[Date Prev][Date Next][Thread Prev][Thread Next][Date Index][Thread Index]
bug#62267: grep-3.9 bug: \d matches multibyte digits
From: |
Jim Meyering |
Subject: |
bug#62267: grep-3.9 bug: \d matches multibyte digits |
Date: |
Sat, 18 Mar 2023 17:06:37 -0700 |
I was not happy to discover that with grep-3.9 and -P,
\d can match multibyte digits like the Arabic ones:
$ LC_ALL=en_US.UTF-8 grep -Po '\d+' <<< '٠١٢٣٤٥٦٧٨٩'
٠١٢٣٤٥٦٧٨٩
grep -P has never before done that.
Of course, in the C/POSIX locale, there is no such match:
$ LC_ALL=C grep -Po '\d+' <<< '٠١٢٣٤٥٦٧٨٩'
[1]
TL;DR, with the attached fix, grep preprocesses each affected regexp,
changing each eligible "\d" to "[0-9]". Consider this a short-term fix.
Longer term (subject to pcre2 releases), we may instead simply add a
"(?aD)" prefix. If you really want to match non-ASCII digits, use \p{Nd}.
For background, see the PCRE2 documentation:
https://www.pcre.org/current/doc/html/pcre2pattern.html
https://www.pcre.org/current/doc/html/pcre2syntax.html
which say this:
By default, \d, \s, and \w match only ASCII characters, even in UTF-8
mode or in the 16-bit and 32-bit libraries. However, if locale-specific
matching is happening, \s and \w may also match characters with code
points in the range 128-255. If the PCRE2_UCP option is set, the behaviour
of these escape sequences is changed to use Unicode properties and they
match many more characters.
Per upstream pcre2-10.40-112-g6277357, (?aD) does what we want:
PCRE2_EXTRA_ASCII_BSD: This option forces \d to match only ASCII digits,
even when PCRE2_UCP is set. It can be changed within a pattern by
means of the (?aD) option setting.
I used pcre2grep (built from master) to demonstrate how we may eventually use
"(?aD)" under the covers:
$ LC_ALL=en_US.UTF-8 ./pcre2grep --color -u '(?aD)\d' <<< '٠١٢٣٤٥٦٧٨٩'
[Exit 1]
$ LC_ALL=en_US.UTF-8 ./pcre2grep --color -u '(?aD)^\d+$' <<< '٠١٢٣٤٥٦٧٨٩'
٠١٢٣٤٥٦٧٨٩
For the record, https://github.com/PCRE2Project/pcre2 currently declares
10.42 to be the latest, while there's a commit suggesting it's 10.43.

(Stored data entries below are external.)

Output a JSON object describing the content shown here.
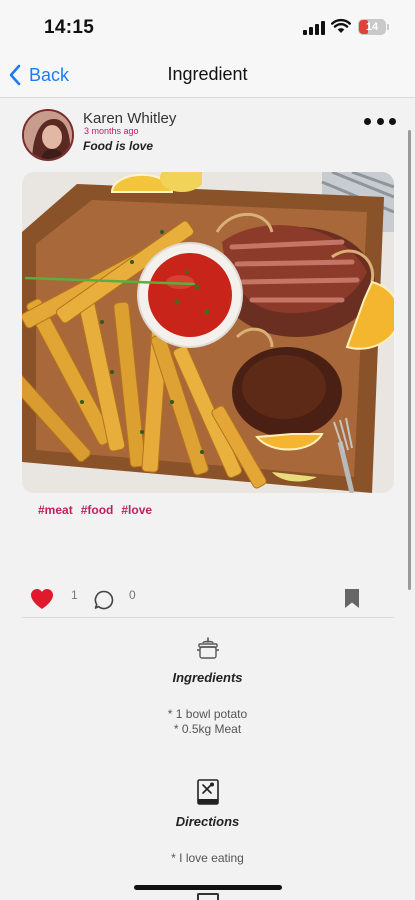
{
  "status_bar": {
    "time": "14:15",
    "battery": "14"
  },
  "nav": {
    "back_label": "Back",
    "title": "Ingredient"
  },
  "post": {
    "author": "Karen Whitley",
    "time_ago": "3 months ago",
    "caption": "Food is love",
    "tags": [
      "#meat",
      "#food",
      "#love"
    ],
    "likes": "1",
    "comments": "0",
    "liked": true
  },
  "ingredients": {
    "title": "Ingredients",
    "items": [
      "* 1 bowl potato",
      "* 0.5kg Meat"
    ]
  },
  "directions": {
    "title": "Directions",
    "items": [
      "* I love eating"
    ]
  },
  "colors": {
    "accent": "#1f7bf2",
    "like": "#e0192c",
    "tag": "#c0205f"
  }
}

The difference is important: the 10.43 has support for (?aD), while
10.42 does not.
Incidentally, you can demonstrate this in python3, too:
$ LC_ALL=en_US.UTF-8 python3 \
-c "import re; print(re.match(r'\d+', '٠١٢٣٤٥٦٧٨٩'))"
<re.Match object; span=(0, 10), match='٠١٢٣٤٥٦٧٨٩'>
Use flags=re.ASCII to get the often-desired behavior:
$ LC_ALL=en_US.UTF-8 python3 \
-c "import re; print(re.match(r'\d+', '٠١٢٣٤٥٦٧٨٩', flags=re.ASCII))"
None
This is cause for a new snapshot today and soon thereafter,
the release of grep-3.10.
>From 0daefc8c5659e79149a650d97ca12b49ad5e6548 Mon Sep 17 00:00:00 2001
From: Jim Meyering <meyering@fb.com>
Date: Sat, 18 Mar 2023 08:28:36 -0700
Subject: [PATCH] grep: -P (--perl-regexp) \d: match only ASCII digits
Prior to grep-3.9, the PCRE matcher had always treated \d just
like [0-9]. grep-3.9's fix for \w and \b mistakenly relaxed \d
to also match multibyte digits.
* src/grep.c (P_MATCHER_INDEX): Define enum.

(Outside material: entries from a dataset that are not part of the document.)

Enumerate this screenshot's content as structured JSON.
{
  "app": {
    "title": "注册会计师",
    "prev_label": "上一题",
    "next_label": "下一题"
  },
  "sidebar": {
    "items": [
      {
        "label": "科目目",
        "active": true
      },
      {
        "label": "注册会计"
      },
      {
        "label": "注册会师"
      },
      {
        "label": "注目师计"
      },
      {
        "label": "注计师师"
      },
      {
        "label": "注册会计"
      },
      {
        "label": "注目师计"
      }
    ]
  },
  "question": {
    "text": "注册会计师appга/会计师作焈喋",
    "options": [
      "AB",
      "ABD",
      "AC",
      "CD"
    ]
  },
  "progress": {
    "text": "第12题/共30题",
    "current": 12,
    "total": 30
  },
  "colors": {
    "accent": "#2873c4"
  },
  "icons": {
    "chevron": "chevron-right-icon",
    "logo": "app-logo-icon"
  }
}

(pcre_pattern_expand_backslash_d): New function.
(main): Call it for -P.
* NEWS (Bug fixes): Mention it.
* doc/grep.texi: Document it: with -P, \d matches only ASCII digits.
Provide a PCRE documentation URL and an example of how
to use (?s) with -z.
* tests/pcre-ascii-digits: New test.
* tests/Makefile.am (TESTS): Add that file name.
---
NEWS | 10 +++++
doc/grep.texi | 31 ++++++++++++++++
src/grep.c | 82 ++++++++++++++++++++++++++++++++++++++++-
tests/Makefile.am | 1 +
tests/pcre-ascii-digits | 31 ++++++++++++++++
5 files changed, 154 insertions(+), 1 deletion(-)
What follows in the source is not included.